Докатилось до Одессы: над Софьей Лешерн, подругой Валериана, глумились во время суда, а при чтении ей обвинительного приговора устроили гнусный спектакль. Проделали весь обряд смертной казни: надели саван, закрыли голову капюшоном, наложили на шею петлю, и только после прочтения приговора сняли петлю и объявили Лешерн, что она помилована, смертная казнь заменяется вечной каторгой. Не знали, что для нее это худшая мука, она хотела умереть вместе со своим Валерианом и впала в отчаяние, узнав, что остается жить. Нет, надо было поиздеваться над женщиной в такие минуты! Разве можно простить? Что ж они думают: все эти гнусности сойдут им с рук? Валериан в апреле передал письмо из тюрьмы — Михайло рассказывал — очень бодрое, ловкое, в его духе, но все же предполагал худой конец. «Сам, говорит, не знаю, какие прелести сулит мне будущее, все зависит от политического положения данной минуты, а оно после соловьевского покушения не очень розово». Михайло запомнил слово в слово: «Во всяком случае, что-нибудь вроде централки, а может, и вервия». Да, угадал, но того, что во время казни оркестр будет играть «Камаринскую», угадать не мог. Новое изобретение в палаческом производстве. Для толпы: щобы не журились. Подумаешь, одним разбойником меньше!
Толпа, как обычно, стояла молча. Говорят, вешали неудачно, Валериан бился в судорогах, долго не умирал, и какой-то подлец, полковник, объяснял толпе, что мучается из-за того, что отказался принять священника. В толпе, говорят, были аресты, семерых гимназистов арестовали за то, что плакали. А несколько солдат и офицеров, находившихся в строю, упали в обморок. Вот он, ответ толпы, лучший, на какой можно надеяться: плач да обмороки… О, господи, да на что тут надеяться? Что можно сделать с этой несчастной страной?
Плач да обмороки — не от того же, что сочувствуют и понимают, а лишь только от жалости, от вида ужасного. А вешали бы полковника — тоже бы плакали.
Последние месяцы, живя среди рабочих на Молдаванке, в порту, в ночлежных домах — наслушался всякого. Темна вода во облацех этих душ! Один грузчик, хохол, объяснял выстрел Соловьева так: паны, сучье семя, на царя-батюшку серчают за то, что волю дал крестьянам. Да ведь тебя эта воля раздела, разула, ты вон дом бросил, семью бросил, в город нищим пришел. То меня паны раздели, а царь мне волю дал!
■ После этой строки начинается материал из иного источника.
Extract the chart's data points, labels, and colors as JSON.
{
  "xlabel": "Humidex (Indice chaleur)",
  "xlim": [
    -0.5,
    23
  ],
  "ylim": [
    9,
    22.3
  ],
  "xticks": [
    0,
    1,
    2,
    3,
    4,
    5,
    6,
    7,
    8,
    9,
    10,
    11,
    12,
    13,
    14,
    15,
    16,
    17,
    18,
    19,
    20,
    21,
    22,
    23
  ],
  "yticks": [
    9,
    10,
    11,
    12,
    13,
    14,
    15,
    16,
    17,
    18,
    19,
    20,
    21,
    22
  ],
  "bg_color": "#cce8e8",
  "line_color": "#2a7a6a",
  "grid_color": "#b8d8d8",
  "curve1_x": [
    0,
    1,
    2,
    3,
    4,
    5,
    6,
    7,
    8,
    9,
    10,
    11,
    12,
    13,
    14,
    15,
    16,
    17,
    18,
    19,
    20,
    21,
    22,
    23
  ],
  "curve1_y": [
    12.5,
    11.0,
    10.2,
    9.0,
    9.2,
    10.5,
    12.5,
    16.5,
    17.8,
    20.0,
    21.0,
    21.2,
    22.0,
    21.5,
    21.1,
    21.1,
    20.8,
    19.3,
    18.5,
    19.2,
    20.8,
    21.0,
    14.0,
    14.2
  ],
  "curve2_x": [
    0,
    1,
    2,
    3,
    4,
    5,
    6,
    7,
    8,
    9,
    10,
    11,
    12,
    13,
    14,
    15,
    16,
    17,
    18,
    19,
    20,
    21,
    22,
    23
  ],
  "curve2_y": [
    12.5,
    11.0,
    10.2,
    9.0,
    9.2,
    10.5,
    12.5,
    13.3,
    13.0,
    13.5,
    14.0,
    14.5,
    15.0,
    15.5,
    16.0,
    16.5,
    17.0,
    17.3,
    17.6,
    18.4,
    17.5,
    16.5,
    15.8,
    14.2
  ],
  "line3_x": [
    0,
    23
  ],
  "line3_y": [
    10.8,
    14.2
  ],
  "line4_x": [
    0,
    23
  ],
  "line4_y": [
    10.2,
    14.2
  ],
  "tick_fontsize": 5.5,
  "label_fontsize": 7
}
Слышал однажды, как в трактире мужик разглагольствовал: когда, говорит, революционеры постановили убить царя, они разослали во все города своим людям приказ громить полицейские участки и перебить все начальство, и, если б Соловьев убил царя, по всей России произошло бы то же, что в Ростове. Но Соловьев промахнулся, потому из Петербурга выслали приказ повременить, а в Ростов то ли запоздали, то ли забыли прислать, и вот там бунт. Несколько человек слушали мужика с большим вниманием и серьезностью и верили, очевидно, каждому слову. Эта байка, услышанная случайно, как-то взбодрила и укрепила надежды: ведь наивным слогом выражалась программа! Приходилось в разговорах с рабочими и такое слышать: да, те, которые стреляют, люди, конечно, ученые, мы их уважаем, но они «свово добиваются, а нам свово нужно». Как-то в ночлежке на соседних нарах шептались, один рассказывал, другой переспрашивал и ахал в изумлении.
«Это все неспроста, — говорил рассказчик, — нету дыма без огня! А Каракозов, думаешь, спроста стрелял? Я слыхал такую вещь, когда Каракозов был под следствием, к нему пришел в тюрьму Муравьев и говорит: ты должен мне сказать все — знаешь, ведь я русский медведь! А тот ему в ответ: я тоже, говорит, белый медведь и сказал ему что-то. Что сказал, не знаю, врать не буду. Только Муравьев, конечно, царю доложил, а тот приказал: никому, мол, эту тайну не выдавай и сохрани до гроба, а не то, смотри — и показывает шелковый шнурок. Ежели, мол, проболтаешься, вот что тебе будет, милый друг. Ну, и никто не знает в точности. Но чтой-то такое есть…»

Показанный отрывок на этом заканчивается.